Antimalarial drug resistance
Antimalarial drug resistance is not new. In the 1970s and 1980s, Plasmodium falciparum
– the parasite species responsible for the most common and most deadly form of malaria – developed widespread resistance to previous antimalarial medicines, such as chloroquine and sulfadoxine-pyrimethamine (SP).
Artemisinin based combination therapies or ACTs
, introduced in the 1990s, are the most effective drugs we have ever had to treat malaria. Artemisinin, taken from the sweet wormwood plant (Artemisia annua), is used in combination with other anti-malarial drugs. Although artemisinin usually kills all malaria parasites, the use of a combination of drugs – as opposed to one – helps ensure that any parasites that remain will be killed by the other drug before the resistant parasites can spread.
In Southeast Asia, however, some malaria parasites have developed resistance to artemisinin-based drugs. Resistance can be identified when there is a significant delay in the time it takes to clear malaria parasites from infected patients, indicating the declining efficacy of the drug. Artemisinin resistance was first reported along the Thailand-Cambodia border in 2008 and has continued to spread in the region. It has been identified in four countries to date: Cambodia, Myanmar, Thailand and Vietnam.
Since there are no equally effective alternative drugs to treat malaria, the spread of artemisinin resistance through Asia to Africa and beyond could be a catastrophic setback to global efforts to control and eliminate the disease. Infection and mortality rates could dramatically increase in both regions, reversing the progress made towards controlling the disease.
Understanding the challenge
There are many factors that are thought to have contributed to the emergence and spread of artemisinin resistance in the Greater Mekong sub-region of Southeast Asia.
One important factor is thought to be the use of oral artemisinins alone – as a monotherapy – in place of WHO-recommended Artemisinin combination therapy or ACTs. Failure to complete treatment with artemisinin monotherapy can leave the patient with malaria parasites in their blood, which can then be transmitted by mosquitoes to other people. Other contributing factors are the use of substandard and counterfeit anti-malarial drugs and the difficulty of controlling malaria within migrant populations.
Selection pressure - genetic mutations of wild-type genes in the parasite render them insusceptible to antimalarial drug treatment – is also thought to be important. The use of antimalarial drugs in patients with parasites containing mutations can eliminate susceptible parasites, but leave resistant mutants to survive and reproduce.

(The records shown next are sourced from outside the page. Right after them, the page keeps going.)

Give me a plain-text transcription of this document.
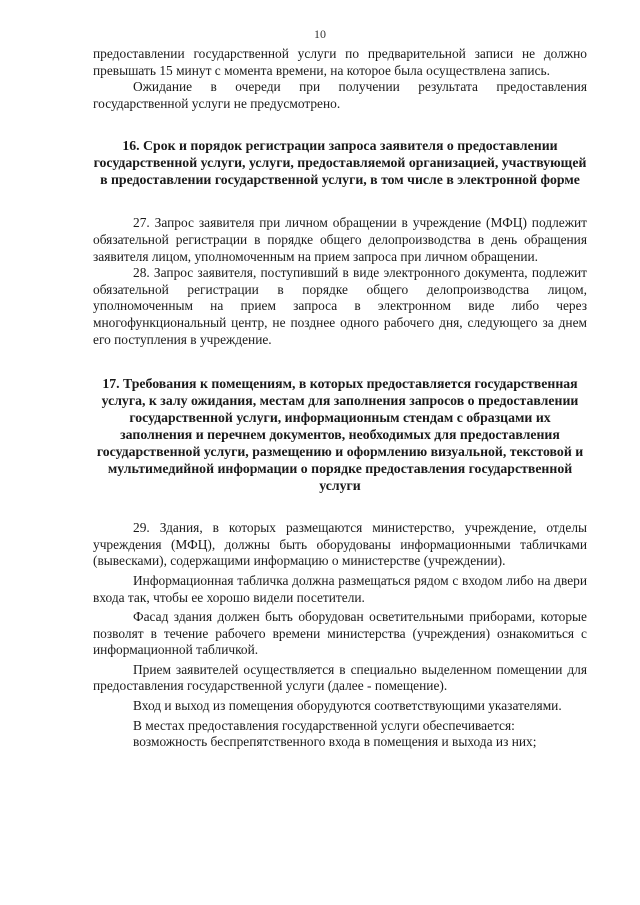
10

предоставлении государственной услуги по предварительной записи не должно превышать 15 минут с момента времени, на которое была осуществлена запись.

Ожидание в очереди при получении результата предоставления государственной услуги не предусмотрено.

16. Срок и порядок регистрации запроса заявителя о предоставлении государственной услуги, услуги, предоставляемой организацией, участвующей в предоставлении государственной услуги, в том числе в электронной форме

27. Запрос заявителя при личном обращении в учреждение (МФЦ) подлежит обязательной регистрации в порядке общего делопроизводства в день обращения заявителя лицом, уполномоченным на прием запроса при личном обращении.

28. Запрос заявителя, поступивший в виде электронного документа, подлежит обязательной регистрации в порядке общего делопроизводства лицом, уполномоченным на прием запроса в электронном виде либо через многофункциональный центр, не позднее одного рабочего дня, следующего за днем его поступления в учреждение.

17. Требования к помещениям, в которых предоставляется государственная услуга, к залу ожидания, местам для заполнения запросов о предоставлении государственной услуги, информационным стендам с образцами их заполнения и перечнем документов, необходимых для предоставления государственной услуги, размещению и оформлению визуальной, текстовой и мультимедийной информации о порядке предоставления государственной услуги

29. Здания, в которых размещаются министерство, учреждение, отделы учреждения (МФЦ), должны быть оборудованы информационными табличками (вывесками), содержащими информацию о министерстве (учреждении).

Информационная табличка должна размещаться рядом с входом либо на двери входа так, чтобы ее хорошо видели посетители.

Фасад здания должен быть оборудован осветительными приборами, которые позволят в течение рабочего времени министерства (учреждения) ознакомиться с информационной табличкой.

Прием заявителей осуществляется в специально выделенном помещении для предоставления государственной услуги (далее - помещение).

Вход и выход из помещения оборудуются соответствующими указателями.

В местах предоставления государственной услуги обеспечивается:

возможность беспрепятственного входа в помещения и выхода из них;
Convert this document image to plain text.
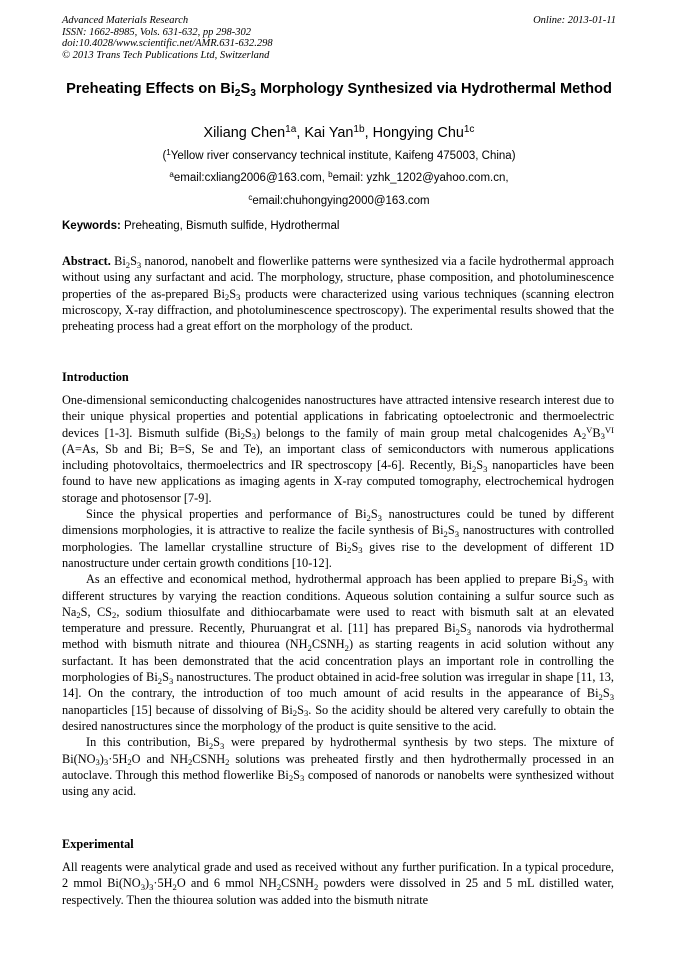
Advanced Materials Research
ISSN: 1662-8985, Vols. 631-632, pp 298-302
doi:10.4028/www.scientific.net/AMR.631-632.298
© 2013 Trans Tech Publications Ltd, Switzerland
Online: 2013-01-11
Preheating Effects on $Bi_2S_3$ Morphology Synthesized via Hydrothermal Method
Xiliang Chen$^{1a}$, Kai Yan$^{1b}$, Hongying Chu$^{1c}$
($^1$Yellow river conservancy technical institute, Kaifeng 475003, China)
$^a$email:cxliang2006@163.com, $^b$email: yzhk_1202@yahoo.com.cn,
$^c$email:chuhongying2000@163.com
Keywords: Preheating, Bismuth sulfide, Hydrothermal

Abstract. $Bi_2S_3$ nanorod, nanobelt and flowerlike patterns were synthesized via a facile hydrothermal approach without using any surfactant and acid. The morphology, structure, phase composition, and photoluminescence properties of the as-prepared $Bi_2S_3$ products were characterized using various techniques (scanning electron microscopy, X-ray diffraction, and photoluminescence spectroscopy). The experimental results showed that the preheating process had a great effort on the morphology of the product.

Introduction

One-dimensional semiconducting chalcogenides nanostructures have attracted intensive research interest due to their unique physical properties and potential applications in fabricating optoelectronic and thermoelectric devices [1-3]. Bismuth sulfide $(Bi_2S_3)$ belongs to the family of main group metal chalcogenides $A_2^VB_3^{VI}$ (A=As, Sb and Bi; B=S, Se and Te), an important class of semiconductors with numerous applications including photovoltaics, thermoelectrics and IR spectroscopy [4-6]. Recently, $Bi_2S_3$ nanoparticles have been found to have new applications as imaging agents in X-ray computed tomography, electrochemical hydrogen storage and photosensor [7-9].

Since the physical properties and performance of $Bi_2S_3$ nanostructures could be tuned by different dimensions morphologies, it is attractive to realize the facile synthesis of $Bi_2S_3$ nanostructures with controlled morphologies. The lamellar crystalline structure of $Bi_2S_3$ gives rise to the development of different 1D nanostructure under certain growth conditions [10-12].

As an effective and economical method, hydrothermal approach has been applied to prepare $Bi_2S_3$ with different structures by varying the reaction conditions. Aqueous solution containing a sulfur source such as $Na_2S$, $CS_2$, sodium thiosulfate and dithiocarbamate were used to react with bismuth salt at an elevated temperature and pressure. Recently, Phuruangrat et al. [11] has prepared $Bi_2S_3$ nanorods via hydrothermal method with bismuth nitrate and thiourea $(NH_2CSNH_2)$ as starting reagents in acid solution without any surfactant. It has been demonstrated that the acid concentration plays an important role in controlling the morphologies of $Bi_2S_3$ nanostructures. The product obtained in acid-free solution was irregular in shape [11, 13, 14]. On the contrary, the introduction of too much amount of acid results in the appearance of $Bi_2S_3$ nanoparticles [15] because of dissolving of $Bi_2S_3$. So the acidity should be altered very carefully to obtain the desired nanostructures since the morphology of the product is quite sensitive to the acid.

In this contribution, $Bi_2S_3$ were prepared by hydrothermal synthesis by two steps. The mixture of $Bi(NO_3)_3\cdot 5H_2O$ and $NH_2CSNH_2$ solutions was preheated firstly and then hydrothermally processed in an autoclave. Through this method flowerlike $Bi_2S_3$ composed of nanorods or nanobelts were synthesized without using any acid.

Experimental

All reagents were analytical grade and used as received without any further purification. In a typical procedure, 2 mmol $Bi(NO_3)_3\cdot 5H_2O$ and 6 mmol $NH_2CSNH_2$ powders were dissolved in 25 and 5 mL distilled water, respectively. Then the thiourea solution was added into the bismuth nitrate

Containing antimalarial drug resistance in southeast Asia – and preventing the spread of resistance through Asia to Africa and beyond – is a global public health priority. The WHO Global Action Plan for Artemisinin Resistance Containment
(GPARC) was published in 2011, and outlines comprehensive recommendations for the containment of drug resistance.
Continuous monitoring of drug resistance in malaria-endemic countries along with research into the various contributing factors will enable health authorities and practitioners to more effectively prevent drug resistance from spreading.
A major focus of resistance containment activities is in ceasing the use of artemisinin-based monotherapies. In Southeast Asia, where there is relatively low transmission of malaria, containment programmes aim to accelerate the elimination of P. falciparum parasites. Elimination of the parasites would be the ideal way to stop the spread of resistance entirely. In areas where there is high malaria transmission, decreasing the risk of a spread of resistance is possible through an increase in malaria control efforts.